In today’s digital age, an increasing amount of business is being transacted online, and it only makes sense for small business owners to take advantage of the convenience and mobility that comes with online document handling and storage. Unfortunately, the dark side of digital document handling is an increased vulnerability to computer virus attacks and cybercrime. You have to take a proactive approach toward data breach prevention, or run the risk of losing time, money, or both.

The good news is that cybercriminals are no match for people that are ready for them. Our team at Network Services Group has been helping small business owners since the internet’s infancy, and we’re a phone call away when you want to establish a truly secure network. Here are the answers to some of our most commonly heard security questions:

Who’s going after your files? Surprisingly little cybercrime involves sophisticated criminal masterminds with state of the art equipment. Your most common offenders are often disgruntled former employees whose credentials weren’t immediately revoked. There are also many individuals with a little bit of tech savvy and a lot of spare time that are more interested in bragging rights.
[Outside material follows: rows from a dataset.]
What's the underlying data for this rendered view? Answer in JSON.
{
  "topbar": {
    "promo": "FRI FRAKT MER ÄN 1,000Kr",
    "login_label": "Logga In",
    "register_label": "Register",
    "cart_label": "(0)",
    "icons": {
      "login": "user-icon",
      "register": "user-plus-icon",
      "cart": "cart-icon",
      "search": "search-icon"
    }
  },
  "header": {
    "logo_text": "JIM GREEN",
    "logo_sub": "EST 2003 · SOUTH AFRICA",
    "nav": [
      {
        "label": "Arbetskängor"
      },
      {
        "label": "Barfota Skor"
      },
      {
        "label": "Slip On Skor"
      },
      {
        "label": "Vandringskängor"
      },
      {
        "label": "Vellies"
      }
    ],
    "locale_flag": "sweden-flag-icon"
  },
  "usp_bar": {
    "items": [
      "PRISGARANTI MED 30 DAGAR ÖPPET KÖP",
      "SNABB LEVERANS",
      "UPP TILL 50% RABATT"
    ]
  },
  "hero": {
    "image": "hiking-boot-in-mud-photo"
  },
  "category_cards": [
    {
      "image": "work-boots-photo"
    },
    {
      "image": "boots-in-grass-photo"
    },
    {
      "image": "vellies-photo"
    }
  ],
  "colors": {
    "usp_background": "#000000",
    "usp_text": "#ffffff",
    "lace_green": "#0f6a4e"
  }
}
How do they access your data? Most hackers are surprisingly low-tech. With a little bit of research, they can often guess passwords, because people often use the names of their children or pets. Many times, they can get logins and passwords through phishing scams, where they will impersonate a bank or credit card company, and ask you to login to confirm certain data. Once you attempt to login, a third party site will trap your login and password. And sometimes you’ll get a phone call from someone sounding really official attempting to socially engineer sensitive information.

How can you protect yourself? Common sense is your best weapon against cybercrime. Invent a challenging password, and change it at least quarterly. The strongest passwords are random letters and numbers. Make sure that your antivirus definitions stay current, and if you ever doubt the authenticity of an email, pick up the phone and confirm that it was sent by the company that it claims. And if you must write down a password, be sure that it’s stored in a secure place.